This is How Testosterone Builds Muscle – CS Leaflabs

This is How Testosterone Builds Muscle

This is How Testosterone Builds Muscle

What is the correlation between hormone and hypertrophy (increased growth of muscle mass)

First of all, let's have a clear understanding of your muscle structure on how it growth

Understand your muscle structure

The big bulking skeletal muscles are made of a bundle of muscle fiber. It is a living cell with nuclei, mitochondria, and active metabolism.

It makes muscles a dynamic structure which it can respond to stress placed on them which means they can grow in size to meet the demand of weight lifting or any resistance exercise

On the opposite, it can also shrink or undergo atrophy if the muscle is not being used heavily.

To understand how muscles grow, we must first understand the fundamentals of skeletal muscle anatomy. Within each muscle cell, there are strands of stiff proteins called myofibrils that contain long proteins called filaments that are arranged in a parallel pattern that allows them to slide back and forth past each other.

This sliding mechanism is ultimately responsible for our muscles' ability to produce tension. When we zoom out to the surface of the muscle fiber, we can see tiny cells called satellite cells that hang out on the edge of the muscle fibers beneath the connective tissue.
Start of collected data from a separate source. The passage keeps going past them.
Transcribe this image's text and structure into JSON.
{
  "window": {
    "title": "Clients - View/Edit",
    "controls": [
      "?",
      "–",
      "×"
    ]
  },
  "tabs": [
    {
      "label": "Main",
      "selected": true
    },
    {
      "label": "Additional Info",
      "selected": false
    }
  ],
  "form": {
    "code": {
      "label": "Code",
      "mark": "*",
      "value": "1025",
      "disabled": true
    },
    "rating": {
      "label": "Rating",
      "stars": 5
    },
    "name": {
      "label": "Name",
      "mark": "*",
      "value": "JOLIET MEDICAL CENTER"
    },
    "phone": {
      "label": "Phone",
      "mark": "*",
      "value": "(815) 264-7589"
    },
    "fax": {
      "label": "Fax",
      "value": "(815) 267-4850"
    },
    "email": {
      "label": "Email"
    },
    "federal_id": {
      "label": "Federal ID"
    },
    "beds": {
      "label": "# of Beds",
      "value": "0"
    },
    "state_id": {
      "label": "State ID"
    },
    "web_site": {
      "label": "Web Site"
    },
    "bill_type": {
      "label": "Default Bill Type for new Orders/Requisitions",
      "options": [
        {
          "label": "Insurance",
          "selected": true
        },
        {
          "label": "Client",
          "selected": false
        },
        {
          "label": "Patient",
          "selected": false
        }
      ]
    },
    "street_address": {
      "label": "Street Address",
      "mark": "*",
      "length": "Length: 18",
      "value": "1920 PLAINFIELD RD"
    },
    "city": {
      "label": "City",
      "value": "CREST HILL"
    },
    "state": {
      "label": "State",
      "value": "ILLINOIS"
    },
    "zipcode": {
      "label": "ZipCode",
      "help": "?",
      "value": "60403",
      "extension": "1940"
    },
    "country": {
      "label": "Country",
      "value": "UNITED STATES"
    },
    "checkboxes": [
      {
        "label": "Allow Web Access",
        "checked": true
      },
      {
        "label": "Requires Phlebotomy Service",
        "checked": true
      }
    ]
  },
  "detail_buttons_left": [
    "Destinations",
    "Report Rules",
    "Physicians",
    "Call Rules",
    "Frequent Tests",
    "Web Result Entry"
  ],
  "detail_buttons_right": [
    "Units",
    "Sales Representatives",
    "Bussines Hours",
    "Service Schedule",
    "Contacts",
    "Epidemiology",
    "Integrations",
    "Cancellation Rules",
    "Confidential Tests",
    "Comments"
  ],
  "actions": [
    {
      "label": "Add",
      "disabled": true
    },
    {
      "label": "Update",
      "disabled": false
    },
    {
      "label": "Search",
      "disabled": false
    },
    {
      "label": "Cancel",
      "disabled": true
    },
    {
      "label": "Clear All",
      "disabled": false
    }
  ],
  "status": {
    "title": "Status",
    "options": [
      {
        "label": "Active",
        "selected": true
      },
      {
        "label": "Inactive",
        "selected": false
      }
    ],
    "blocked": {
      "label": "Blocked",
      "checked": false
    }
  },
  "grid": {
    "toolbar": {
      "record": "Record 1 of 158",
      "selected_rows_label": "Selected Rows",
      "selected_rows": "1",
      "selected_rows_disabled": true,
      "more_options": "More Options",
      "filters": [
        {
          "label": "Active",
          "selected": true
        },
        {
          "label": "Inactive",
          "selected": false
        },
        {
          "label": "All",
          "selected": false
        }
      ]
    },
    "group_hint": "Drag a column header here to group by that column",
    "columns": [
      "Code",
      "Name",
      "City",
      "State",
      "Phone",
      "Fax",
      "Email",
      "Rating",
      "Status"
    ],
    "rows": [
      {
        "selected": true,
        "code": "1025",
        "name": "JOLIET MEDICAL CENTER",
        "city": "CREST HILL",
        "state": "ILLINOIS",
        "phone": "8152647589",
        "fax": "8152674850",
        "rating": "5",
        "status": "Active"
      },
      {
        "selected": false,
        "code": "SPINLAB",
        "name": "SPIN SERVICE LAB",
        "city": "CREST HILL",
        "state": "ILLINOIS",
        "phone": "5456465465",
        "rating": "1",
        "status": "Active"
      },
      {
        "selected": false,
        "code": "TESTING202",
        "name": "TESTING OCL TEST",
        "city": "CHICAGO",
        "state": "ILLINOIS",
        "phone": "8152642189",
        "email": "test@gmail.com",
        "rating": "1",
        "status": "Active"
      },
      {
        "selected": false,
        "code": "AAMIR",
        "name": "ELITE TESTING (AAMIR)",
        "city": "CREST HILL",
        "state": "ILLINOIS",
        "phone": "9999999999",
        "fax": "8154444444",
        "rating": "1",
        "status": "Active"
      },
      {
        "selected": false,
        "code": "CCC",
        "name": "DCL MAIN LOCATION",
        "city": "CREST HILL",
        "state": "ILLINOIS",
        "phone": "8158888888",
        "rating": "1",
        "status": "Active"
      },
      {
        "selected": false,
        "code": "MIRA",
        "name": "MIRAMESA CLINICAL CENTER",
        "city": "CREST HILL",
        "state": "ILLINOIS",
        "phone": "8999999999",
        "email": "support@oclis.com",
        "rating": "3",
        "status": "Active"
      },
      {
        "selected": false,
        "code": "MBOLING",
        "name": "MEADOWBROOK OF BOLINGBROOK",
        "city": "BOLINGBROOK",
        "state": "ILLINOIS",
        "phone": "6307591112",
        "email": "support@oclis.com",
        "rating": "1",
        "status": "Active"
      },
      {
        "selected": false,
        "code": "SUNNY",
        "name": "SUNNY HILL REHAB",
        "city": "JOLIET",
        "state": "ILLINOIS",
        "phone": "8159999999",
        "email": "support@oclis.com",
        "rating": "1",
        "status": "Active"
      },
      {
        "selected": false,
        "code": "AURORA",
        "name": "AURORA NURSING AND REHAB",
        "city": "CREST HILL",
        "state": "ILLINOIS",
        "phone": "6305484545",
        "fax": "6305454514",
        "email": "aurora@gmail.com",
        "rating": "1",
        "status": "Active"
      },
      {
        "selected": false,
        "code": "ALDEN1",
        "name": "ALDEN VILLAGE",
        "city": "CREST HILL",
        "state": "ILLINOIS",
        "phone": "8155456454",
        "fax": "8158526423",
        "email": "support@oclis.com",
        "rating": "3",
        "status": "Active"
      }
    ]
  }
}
These are essentially dormant muscle cells, similar to muscle stem cells.

When our muscles are under a lot of tension, such as during resistance exercise, those myofibrils suffer some damage. This causes an inflammatory reaction in the muscle, which promotes healing. This inflammation also wakes up the satellite cells, causing them to fuse with the muscle fiber to which they are attached. And each satellite cell has a nucleus that contains the instructions for producing more contractile proteins. Increases in muscle size are primarily caused by the addition of these proteins to muscle

How does testosterone build muscle?

Each muscle cell has an androgen receptor, which allows it to receive messages from hormones such as testosterone. 

Once testosterone enters the muscle cell and binds to the receptor, it moves to the nucleus, where our DNA is stored and stimulates the transcription of specific genes that produce more protein.

Testosterone can also promote the replication and activation of important satellite cells by stimulating the release of other growth factors.

In summary, testosterone promotes muscle growth by stimulating protein synthesis, but it does more than that; it also inhibits protein breakdown.